Methods: A retrospective observational study was conducted in all critically ill patients who had been prescribed nutritional support, throughout one year, in an Intensive Care Unit. The time to start and the route of delivery of nutritional support were determined by the attending clinician's assessment of gastrointestinal function and hemodynamic stability. Age, gender, severity of illness, start time and route of nutritional support, prescribed and delivered daily caloric intake for the first 7 days, whether they were a medical or surgical patient, length of stay in ICU, incidence rate of nosocomial infections and ICU mortality were recorded.

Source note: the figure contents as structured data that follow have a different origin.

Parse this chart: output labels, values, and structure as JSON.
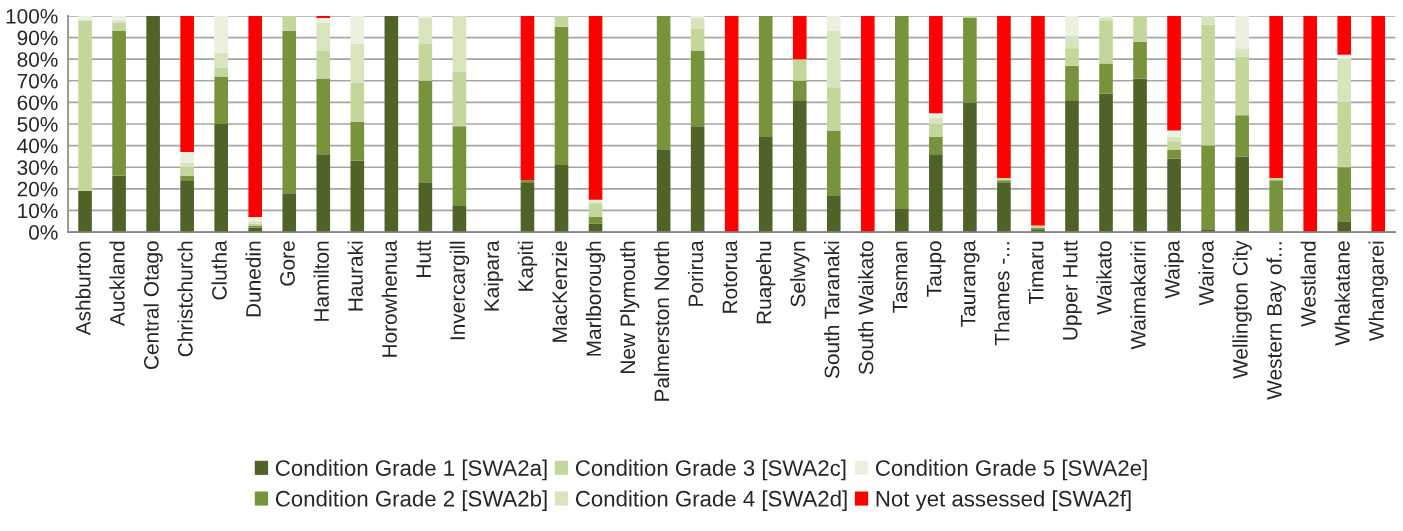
{
  "chart_data": {
    "type": "bar",
    "stacked": true,
    "categories": [
      "Ashburton",
      "Auckland",
      "Central Otago",
      "Christchurch",
      "Clutha",
      "Dunedin",
      "Gore",
      "Hamilton",
      "Hauraki",
      "Horowhenua",
      "Hutt",
      "Invercargill",
      "Kaipara",
      "Kapiti",
      "MacKenzie",
      "Marlborough",
      "New Plymouth",
      "Palmerston North",
      "Porirua",
      "Rotorua",
      "Ruapehu",
      "Selwyn",
      "South Taranaki",
      "South Waikato",
      "Tasman",
      "Taupo",
      "Tauranga",
      "Thames -...",
      "Timaru",
      "Upper Hutt",
      "Waikato",
      "Waimakariri",
      "Waipa",
      "Wairoa",
      "Wellington City",
      "Western Bay of...",
      "Westland",
      "Whakatane",
      "Whangarei"
    ],
    "series": [
      {
        "name": "Condition Grade 1 [SWA2a]",
        "color": "#4f6228",
        "values": [
          19,
          26,
          100,
          24,
          50,
          2,
          18,
          36,
          33,
          100,
          23,
          12,
          null,
          23,
          31,
          4,
          null,
          38,
          49,
          0,
          44,
          61,
          17,
          0,
          11,
          36,
          60,
          23,
          1,
          61,
          64,
          71,
          34,
          1,
          35,
          0,
          0,
          5,
          0
        ]
      },
      {
        "name": "Condition Grade 2 [SWA2b]",
        "color": "#77933c",
        "values": [
          0,
          67,
          0,
          2,
          22,
          1,
          75,
          35,
          18,
          0,
          47,
          37,
          null,
          1,
          64,
          3,
          null,
          62,
          35,
          0,
          56,
          9,
          30,
          0,
          89,
          8,
          39,
          1,
          1,
          16,
          14,
          17,
          4,
          39,
          19,
          24,
          0,
          25,
          0
        ]
      },
      {
        "name": "Condition Grade 3 [SWA2c]",
        "color": "#c3d69b",
        "values": [
          79,
          4,
          0,
          4,
          4,
          1,
          7,
          13,
          18,
          0,
          17,
          25,
          null,
          0,
          5,
          6,
          null,
          0,
          10,
          0,
          0,
          10,
          20,
          0,
          0,
          6,
          1,
          1,
          1,
          8,
          20,
          12,
          4,
          56,
          27,
          1,
          0,
          30,
          0
        ]
      },
      {
        "name": "Condition Grade 4 [SWA2d]",
        "color": "#d7e4bd",
        "values": [
          0,
          1,
          0,
          2,
          7,
          1,
          0,
          13,
          18,
          0,
          12,
          26,
          null,
          0,
          0,
          1,
          null,
          0,
          5,
          0,
          0,
          0,
          26,
          0,
          0,
          3,
          0,
          0,
          0,
          6,
          1,
          0,
          2,
          4,
          4,
          0,
          0,
          20,
          0
        ]
      },
      {
        "name": "Condition Grade 5 [SWA2e]",
        "color": "#ebf1de",
        "values": [
          2,
          2,
          0,
          5,
          17,
          2,
          0,
          2,
          13,
          0,
          1,
          0,
          null,
          0,
          0,
          1,
          null,
          0,
          1,
          0,
          0,
          0,
          7,
          0,
          0,
          2,
          0,
          0,
          0,
          9,
          1,
          0,
          3,
          0,
          15,
          0,
          0,
          2,
          0
        ]
      },
      {
        "name": "Not yet assessed [SWA2f]",
        "color": "#ff0000",
        "values": [
          0,
          0,
          0,
          63,
          0,
          93,
          0,
          1,
          0,
          0,
          0,
          0,
          null,
          76,
          0,
          85,
          null,
          0,
          0,
          100,
          0,
          20,
          0,
          100,
          0,
          45,
          0,
          75,
          97,
          0,
          0,
          0,
          53,
          0,
          0,
          75,
          100,
          18,
          100
        ]
      }
    ],
    "ylim": [
      0,
      100
    ],
    "yticks": [
      {
        "value": 0,
        "label": "0%"
      },
      {
        "value": 10,
        "label": "10%"
      },
      {
        "value": 20,
        "label": "20%"
      },
      {
        "value": 30,
        "label": "30%"
      },
      {
        "value": 40,
        "label": "40%"
      },
      {
        "value": 50,
        "label": "50%"
      },
      {
        "value": 60,
        "label": "60%"
      },
      {
        "value": 70,
        "label": "70%"
      },
      {
        "value": 80,
        "label": "80%"
      },
      {
        "value": 90,
        "label": "90%"
      },
      {
        "value": 100,
        "label": "100%"
      }
    ],
    "grid": "y",
    "legend": "bottom"
  }
}
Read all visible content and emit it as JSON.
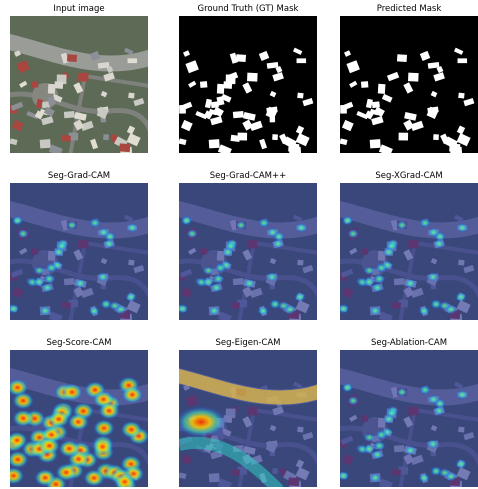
{
  "panels": [
    {
      "title": "Input image"
    },
    {
      "title": "Ground Truth (GT) Mask"
    },
    {
      "title": "Predicted Mask"
    },
    {
      "title": "Seg-Grad-CAM"
    },
    {
      "title": "Seg-Grad-CAM++"
    },
    {
      "title": "Seg-XGrad-CAM"
    },
    {
      "title": "Seg-Score-CAM"
    },
    {
      "title": "Seg-Eigen-CAM"
    },
    {
      "title": "Seg-Ablation-CAM"
    }
  ]
}
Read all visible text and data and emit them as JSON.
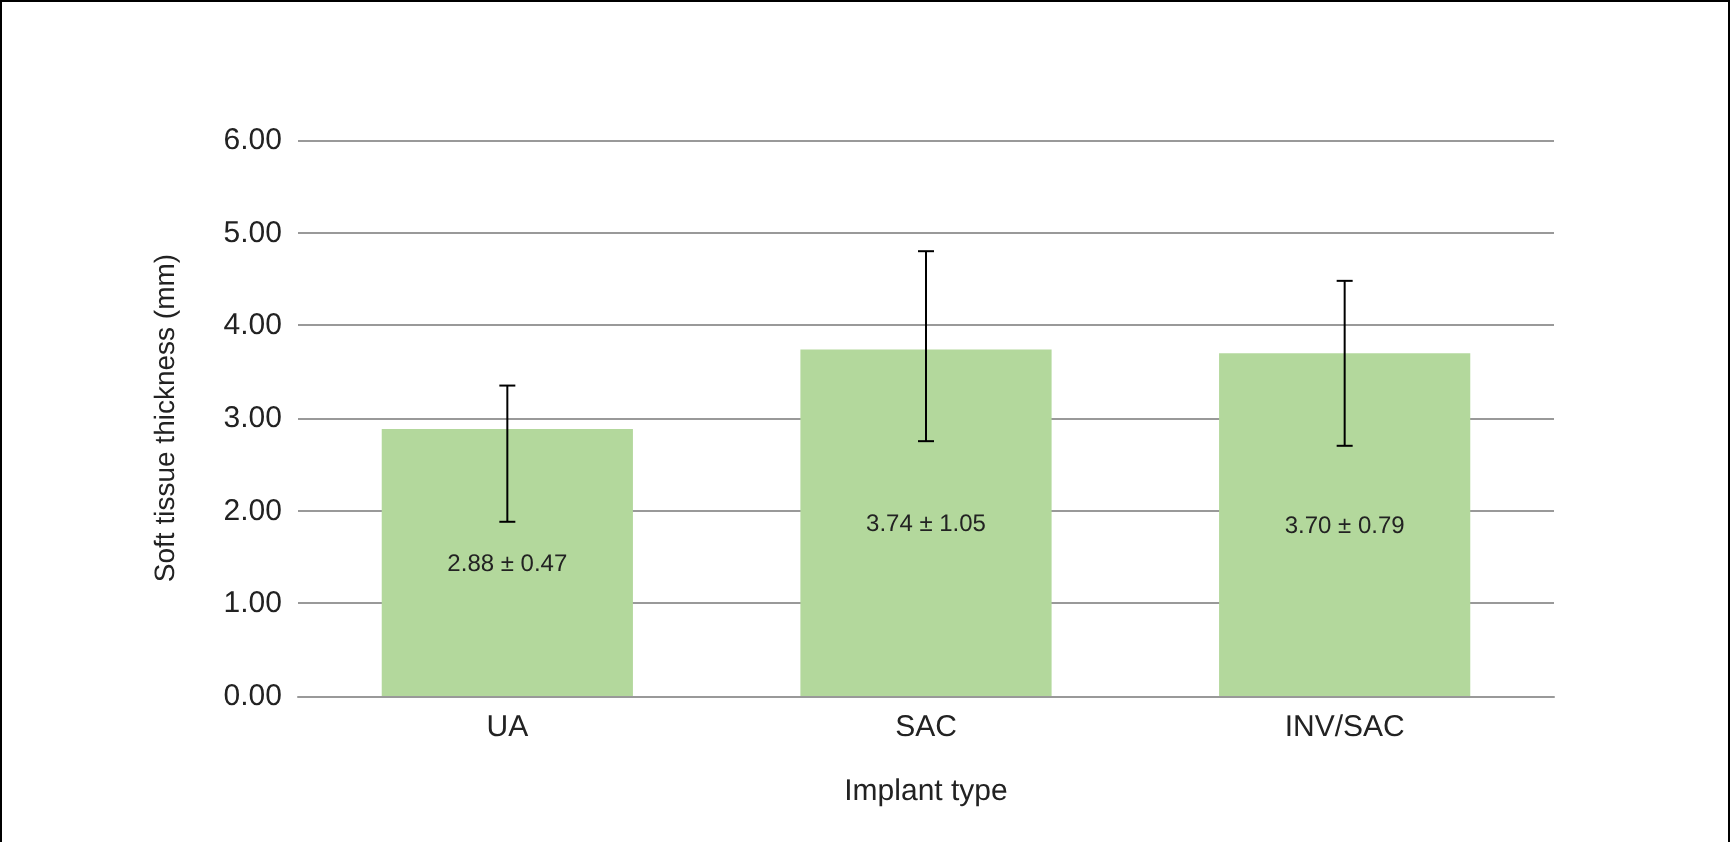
{
  "chart_data": {
    "type": "bar",
    "xlabel": "Implant type",
    "ylabel": "Soft tissue thickness (mm)",
    "categories": [
      "UA",
      "SAC",
      "INV/SAC"
    ],
    "values": [
      2.88,
      3.74,
      3.7
    ],
    "value_labels": [
      "2.88 ± 0.47",
      "3.74 ± 1.05",
      "3.70 ± 0.79"
    ],
    "errors": [
      [
        1.88,
        3.35
      ],
      [
        2.75,
        4.8
      ],
      [
        2.7,
        4.48
      ]
    ],
    "color": "#b3d89c",
    "ylim": [
      0,
      6
    ],
    "yticks": [
      {
        "value": 0,
        "label": "0.00"
      },
      {
        "value": 1,
        "label": "1.00"
      },
      {
        "value": 2,
        "label": "2.00"
      },
      {
        "value": 3,
        "label": "3.00"
      },
      {
        "value": 4,
        "label": "4.00"
      },
      {
        "value": 5,
        "label": "5.00"
      },
      {
        "value": 6,
        "label": "6.00"
      }
    ],
    "grid": "y"
  }
}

Patients were classified according to whether or not they received nutritional support within 48 h of their admission to ICU and Binary Logistic Regression was performed to assess the effect of early nutritional support on ICU mortality and ICU nosocomial infections after controlling for confounders.

Results: Ninety-two consecutive patients were included in the study. Start time of nutritional support showed a mean of 3.1 ± 1.9 days. Patients in the early nutritional support group had a lower ICU mortality in an unadjusted analysis (20% vs. 40.4%, p = 0.033). Early nutritional support was found to be an independent predictor of mortality in the regression analysis model (OR 0,28; 95% confidence interval, 0.09 to 0,84; p = 0.023). Our study did not demonstrate any association between early nutritional support and the incidence of nosocomial infection (OR 0.77; 95%. confidence interval, 0.26 to 2,24; p = 0.63), which was related to the route of nutritional support and the caloric intake. The delayed nutritional support group showed a longer length of stay and nosocomial infections than the early group, although these differences were not statistically significant.

Conclusions: Our study shows that early nutrition support reduces ICU mortality in critically ill patients, although it does not demonstrate any influence over nosocomial infection in the current practice in intensive care.